Ever since the advent of ChatGPT, numerous companies have come out with their own takes on AI chatbots. Microsoft has invested $10 billion into OpenAI in order to gain access to its AI model and use it in its Bing search engine. They claim that Bing Chat is more powerful than ChatGPT due to its web-based abilities. Rushing to keep up, Google has announced its Bard technology, though it is not available to the public yet. However, Bard has been observed to make more mistakes, most notably in its demo, which definitely hurt its chances of release. Meta also released its take on AI, Galactica, in November, focusing on scientists and researchers. Meta said that its chatbot could “provide assistance to scientists and researchers with summaries of academic articles, solutions to math problems, the ability to annotate molecules, and more” (Roth, 2023).

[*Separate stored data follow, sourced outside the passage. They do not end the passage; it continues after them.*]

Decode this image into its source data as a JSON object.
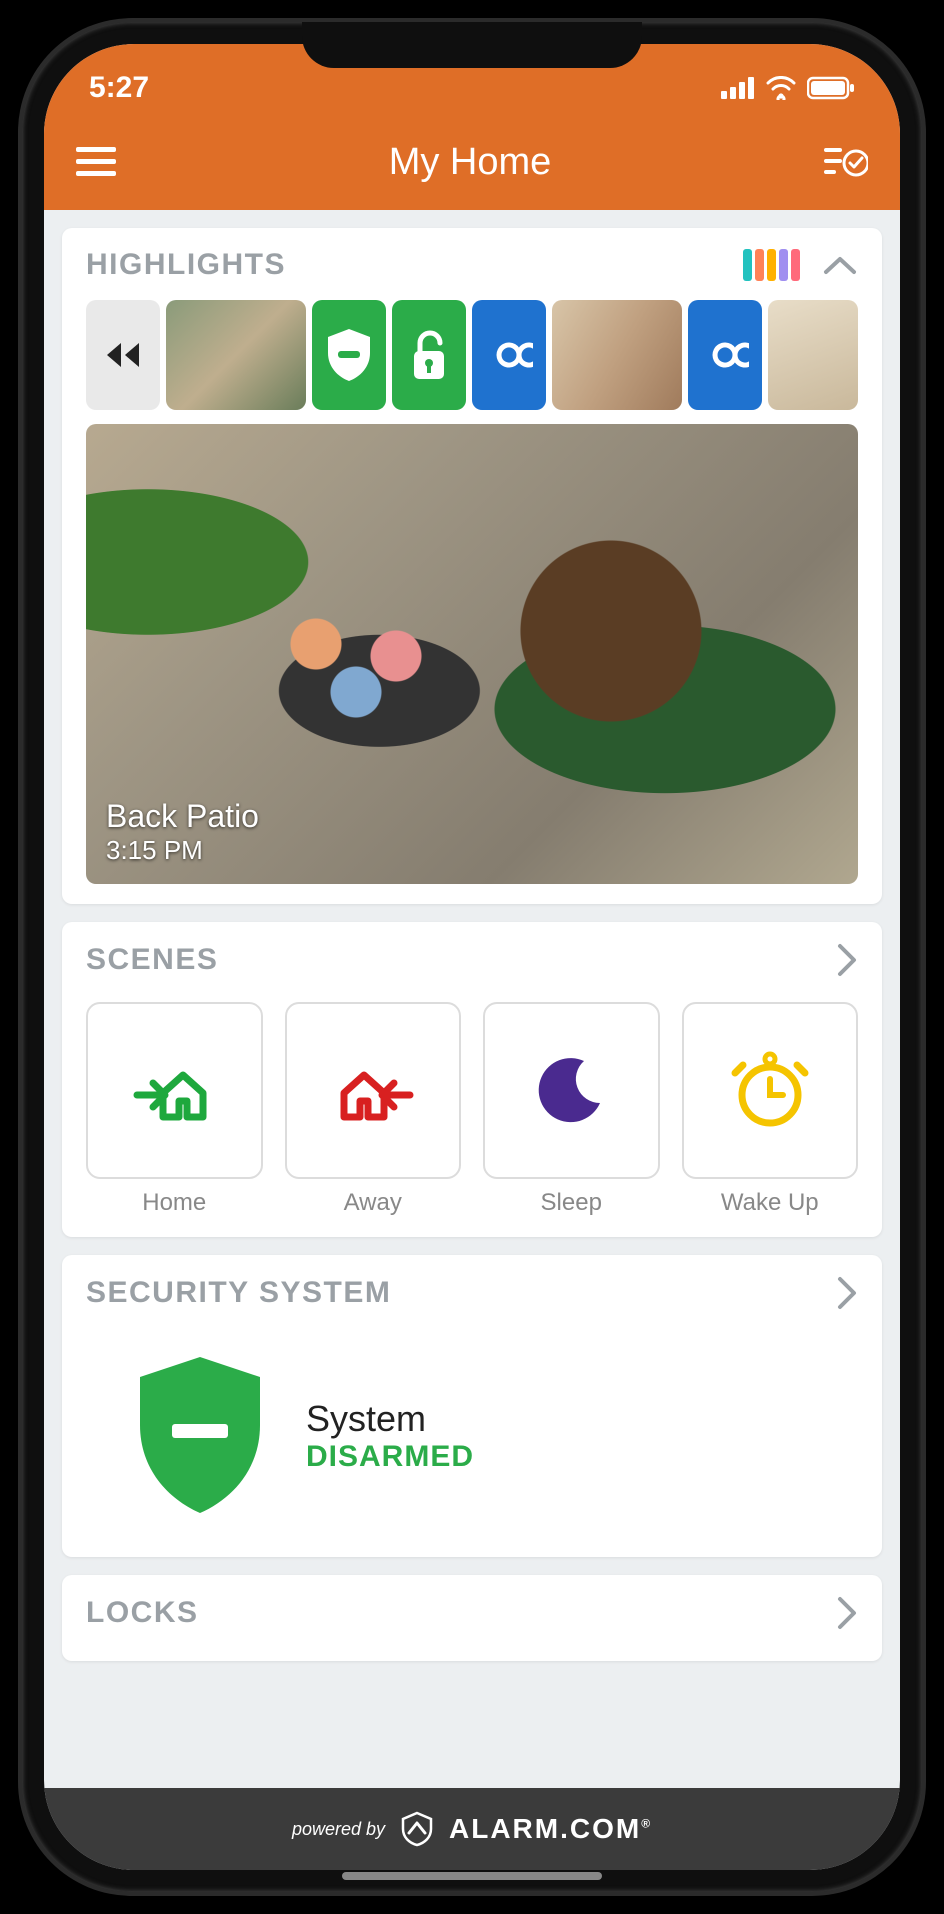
{
  "status_bar": {
    "time": "5:27"
  },
  "header": {
    "title": "My Home"
  },
  "highlights": {
    "title": "HIGHLIGHTS",
    "color_bars": [
      "#22c2bf",
      "#ff8257",
      "#ffb100",
      "#a08ff0",
      "#ff6a7b"
    ],
    "timeline": [
      {
        "type": "back"
      },
      {
        "type": "camera-thumb",
        "name": "patio-thumb"
      },
      {
        "type": "shield-icon"
      },
      {
        "type": "unlock-icon"
      },
      {
        "type": "link-icon"
      },
      {
        "type": "camera-thumb",
        "name": "living-thumb"
      },
      {
        "type": "link-icon"
      },
      {
        "type": "camera-thumb",
        "name": "entry-thumb"
      }
    ],
    "main_camera": {
      "name": "Back Patio",
      "time": "3:15 PM"
    }
  },
  "scenes": {
    "title": "SCENES",
    "items": [
      {
        "label": "Home",
        "icon": "home-in-icon",
        "color": "#1ea83d"
      },
      {
        "label": "Away",
        "icon": "home-out-icon",
        "color": "#d82020"
      },
      {
        "label": "Sleep",
        "icon": "moon-icon",
        "color": "#4a2a8f"
      },
      {
        "label": "Wake Up",
        "icon": "alarm-clock-icon",
        "color": "#f5c400"
      }
    ]
  },
  "security": {
    "title": "SECURITY SYSTEM",
    "label": "System",
    "status": "DISARMED",
    "shield_color": "#2bac49"
  },
  "locks": {
    "title": "LOCKS"
  },
  "footer": {
    "prefix": "powered by",
    "brand": "ALARM.COM"
  }
}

However, in its public beta, the chatbot produced disappointing responses that were biased and dangerous responses, so Meta promptly took it offline. On the image side, DALL-E, Midjourney, and Stable Diffusion have been the most prominent AI text-to-image generators, with Stable Diffusion being open-source while the others aren’t. All of these technologies have warranted ethical concerns, however, as their inputs come from real art created by artists. These artists have claimed they are not receiving due credit or royalties from AI-created images, raising a moral dilemma. Does AI-created art need to be attributed to the artists that inspired it? Such questions will become the center of discussion in the coming years as AI improves and becomes more realistic. In the meantime, artificial intelligence chatbots will become increasingly useful in our daily lives and a staple of popular culture.